Application
(1) What level of final surface finish might the mold require for electroplating in order to better release the parts?
(2) Does it need to achieve a paper-like surface finish or a diamond-like surface finish? Does it require shot peening and polishing treatment?
(3) What requirements need to be met to prevent corrosion and wear?
All these questions should be well answered before processing the mold.
Due to new technologies and the development of aluminum templates, especially for the design of injection molds, aluminum molds are increasingly being used in areas such as blow molds, R.I.M. molds, rubber molds, structural foam molds, and R.T.M. molds. Although they may not be suitable for all application areas, in fact, their use has become increasingly common.
Extend Service Life
Everyone hopes to extend the service life of molds. When using traditional tool steel to make molds, their surfaces are plated with hard chrome or nickel, or coated with more specialized engineering coatings. This helps prevent surface wear or corrosion and facilitates better demolding. Later, in pursuit of the same goal, aluminum molds began to be used, and practical solutions were found.
Gloss Level
In order to be able to injection mold parts with good decorative qualities, manufacturers not only aim to extend the service life of molds but also hope that the surface of aluminum molds can maintain a certain level of gloss. Therefore, it is recommended to use a non-electrolytic nickel spraying process, as this method helps to prolong the surface finish life of the mold, making it relatively easier to produce decorative parts.

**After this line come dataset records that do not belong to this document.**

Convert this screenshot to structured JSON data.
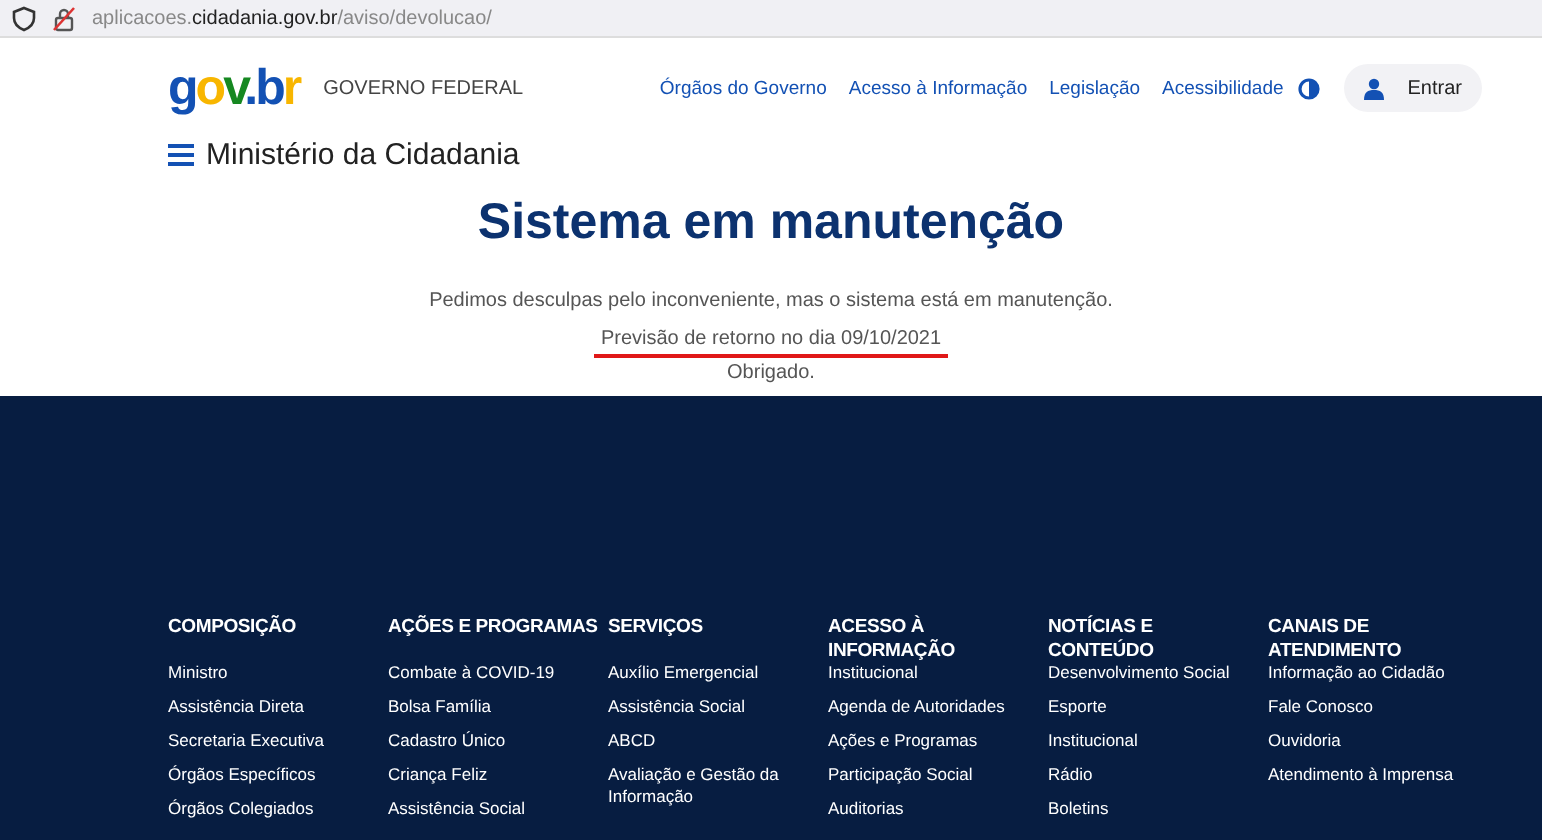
{
  "browser": {
    "url": "aplicacoes.**cidadania.gov.br**/aviso/devolucao/"
  },
  "header": {
    "logo": "gov.br",
    "logo_caption": "GOVERNO FEDERAL",
    "links": [
      "Órgãos do Governo",
      "Acesso à Informação",
      "Legislação",
      "Acessibilidade"
    ],
    "login_button": "Entrar",
    "ministry": "Ministério da Cidadania"
  },
  "main": {
    "title": "Sistema em manutenção",
    "lines": [
      {
        "text": "Pedimos desculpas pelo inconveniente, mas o sistema está em manutenção.",
        "underlined": false
      },
      {
        "text": "Previsão de retorno no dia 09/10/2021",
        "underlined": true
      },
      {
        "text": "Obrigado.",
        "underlined": false
      }
    ]
  },
  "footer": {
    "columns": [
      {
        "heading": "COMPOSIÇÃO",
        "links": [
          "Ministro",
          "Assistência Direta",
          "Secretaria Executiva",
          "Órgãos Específicos",
          "Órgãos Colegiados"
        ]
      },
      {
        "heading": "AÇÕES E PROGRAMAS",
        "links": [
          "Combate à COVID-19",
          "Bolsa Família",
          "Cadastro Único",
          "Criança Feliz",
          "Assistência Social"
        ]
      },
      {
        "heading": "SERVIÇOS",
        "links": [
          "Auxílio Emergencial",
          "Assistência Social",
          "ABCD",
          "Avaliação e Gestão da Informação"
        ]
      },
      {
        "heading": "ACESSO À INFORMAÇÃO",
        "links": [
          "Institucional",
          "Agenda de Autoridades",
          "Ações e Programas",
          "Participação Social",
          "Auditorias"
        ]
      },
      {
        "heading": "NOTÍCIAS E CONTEÚDO",
        "links": [
          "Desenvolvimento Social",
          "Esporte",
          "Institucional",
          "Rádio",
          "Boletins"
        ]
      },
      {
        "heading": "CANAIS DE ATENDIMENTO",
        "links": [
          "Informação ao Cidadão",
          "Fale Conosco",
          "Ouvidoria",
          "Atendimento à Imprensa"
        ]
      }
    ]
  }
}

Since aluminum is relatively soft, without a surface coating, it is easily worn by plastic, accelerating its damage and thereby changing the gloss of injection-molded parts. A non-electrolytic nickel coating can increase the mold surface by 50RC, which is sufficient to protect and extend the gloss and texture of the mold surface.
Surface Finish
More advantageously, non-electroplated nickel coatings can achieve a better surface finish quality than the aluminum material itself. However, it must be noted that before the mold can be electroplated, some surface treatment is required first. For example, to reach lens-grade quality, it is recommended to first machine the surface of the aluminum mold to an SPIA-3 finish level, and then apply a 0.0003~0.0005 high-phosphorus non-electroplated nickel coating before further polishing to achieve diamond-grade surface quality.
On the other hand, this process saves a significant amount of time and cost. Under normal circumstances, aluminum can also have various defects, which are often invisible to the naked eye and can only be clearly seen on injection-molded parts. This will inevitably lead to material wastage and time spent returning to the trial bench for re-testing to analyze and correct the problems. Non-electroplated nickel coatings help eliminate these defects before mold production or minimize them.
Since the non-electroplated nickel coating is uniformly deposited on all surfaces of the mold, it covers the entire part, including all threaded holes and pin holes, effectively improving the structural integrity of the aluminum mold. Another advantage is that the application of the non-electroplated nickel coating does not affect the properties of the aluminum material, as it is applied under low-temperature conditions of 180°C.
Corrosion Protection and Water Lines
If corrosion is a concern, using nickel-PTFE coatings, boron nitride nickel coatings, and electroless nickel coatings will provide the best corrosion protection. After applying any of the above types of engineering coatings, there is no longer any need to spray additional protective or anti-corrosion layers on the mold during production downtimes.
Water lines can also benefit from the electroless nickel coating on aluminum molds. If used, there is no need to worry about water line shrinkage or the white, scale-like coating, and it can reduce processing cycles, because plating materials can effectively eliminate these issues. Therefore, as long as the plug is not removed from the mold before application, the water lines will also be covered by the coating once the entire mold is sprayed.
At 50 RC, directly sprayed electroless nickel coatings can provide general wear protection, though optimal protection can be achieved with PVC gas; nickel-PTFE coatings at 50 RC offer moderate wear protection, improve lubricity, and provide good corrosion protection; while boron nitride nickel coatings at 54 RC provide excellent wear resistance, as well as good release performance and corrosion protection.